Examples and Anecdotes
- Tenants will submit maintenance requests primarily at night or on the weekend. They generally really appreciate getting a text right away (especially at night) and often say thank you. Another major benefit to texting them right when they submit the issue is that it greatly reduces back and forth because they are clearly free/thinking about it right then so they are more able to send pictures and additional information.
- Leasing calls have a very large inbound volume but represent a relatively low value interaction for property managers. One property manager we worked with used to directly point their leasing number to a voicemail box because so many of the questions could have been answered by going to their homepage. Dropping Mason into this high volume use case he’s able to speak to all of these leasing calls simultaneously. On consistent communications, he’s able to steer sharply away from legally sensitive topics like Section 8/rent controlled housing and just send a link to a page with the process instead.
- Mason often will take the tenant at their word and make recommendations to the property manager based on the specific words and assumptions they’ve provided him. It’s a work in progress to make him more skeptical and gently push back. Often he performs worst when someone already believes they know the source of their issue and submits a very specific request without zooming out and stating the high level problem.
- AI voices have gotten extremely realistic. We shell out for our choice Eleven Labs voice and it’s extremely convincing. Mason will always tell a user if asked directly that he is an AI assistant but this rarely happens. This means that every bit of latency of silence or failed call feels extremely personal. Due to flaky infrastructure a call failed while taking in the detail of a maintenance issue. After we reached out to them over text they were upset “you hung up on me earlier”.
- Mason desperately wants to have dispatched a vendor to solve your problem. For a while he was commonly jumping the gun on reporting that someone was on the way etc. It took giving him a simple out and a tool + stopping interactions at a key time before resuming to make sure that he would be truthful.
- Early on a plumber looking for extra work would often test the bounds of what Mason would approve to see if he could ask for extra jobs or pick up odd handyman tasks around the property. This was trickier to drill out over the phone but it became obvious the importance of keeping the bounds of approval super clear.
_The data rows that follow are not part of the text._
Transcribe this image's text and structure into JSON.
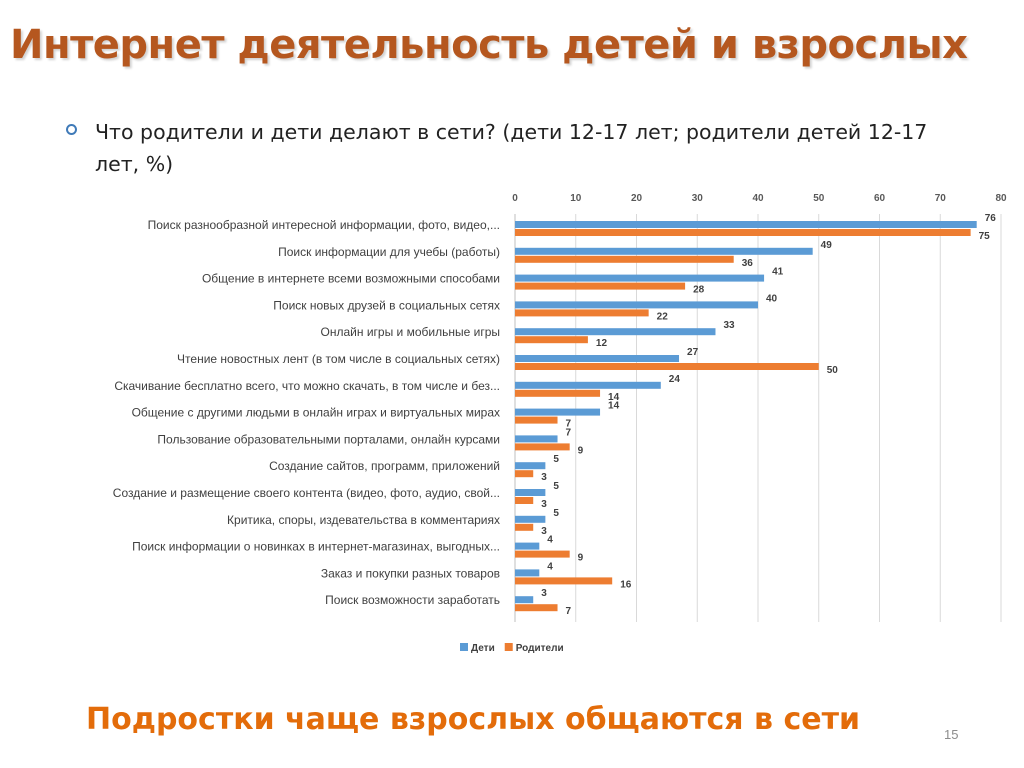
{
  "slide": {
    "title": "Интернет деятельность детей и взрослых",
    "bullet": "Что родители и дети делают в сети? (дети 12-17 лет; родители детей 12-17 лет, %)",
    "bottom_note": "Подростки чаще взрослых общаются в сети",
    "page_number": "15"
  },
  "chart_data": {
    "type": "bar",
    "orientation": "horizontal",
    "xlim": [
      0,
      80
    ],
    "ticks": [
      0,
      10,
      20,
      30,
      40,
      50,
      60,
      70,
      80
    ],
    "tick_labels": [
      "0",
      "10",
      "20",
      "30",
      "40",
      "50",
      "60",
      "70",
      "80"
    ],
    "axis_position": "top",
    "grid": true,
    "legend_position": "bottom",
    "categories": [
      "Поиск разнообразной интересной информации, фото, видео,...",
      "Поиск информации для учебы (работы)",
      "Общение в интернете всеми возможными способами",
      "Поиск новых друзей в социальных сетях",
      "Онлайн игры и мобильные игры",
      "Чтение новостных лент (в том числе в социальных сетях)",
      "Скачивание бесплатно всего, что можно скачать, в том числе и без...",
      "Общение с другими людьми в онлайн играх и виртуальных мирах",
      "Пользование образовательными порталами, онлайн курсами",
      "Создание сайтов, программ, приложений",
      "Создание и размещение своего контента (видео, фото, аудио, свой...",
      "Критика, споры, издевательства в комментариях",
      "Поиск информации о новинках в интернет-магазинах, выгодных...",
      "Заказ и покупки разных товаров",
      "Поиск возможности заработать"
    ],
    "series": [
      {
        "name": "Дети",
        "color": "#5b9bd5",
        "values": [
          76,
          49,
          41,
          40,
          33,
          27,
          24,
          14,
          7,
          5,
          5,
          5,
          4,
          4,
          3
        ]
      },
      {
        "name": "Родители",
        "color": "#ed7d31",
        "values": [
          75,
          36,
          28,
          22,
          12,
          50,
          14,
          7,
          9,
          3,
          3,
          3,
          9,
          16,
          7
        ]
      }
    ]
  }
}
- Chatting with the average American is beautiful in a lot of ways; people are earnest and kind. However… the set up here is often adversarial and often people blow up while being asked simple questions about their water heater. The AI takes it on the chin always but handles a different class of defense mechanism kind of oddly. People often bring up extremely personal things they are going through like the sickness of a relative. These are the cases where having the AI interacting with people can feel off. It’s hard to tell if these are honest pleas for connection but Mason will often brush by them because they are far outside his intended purpose.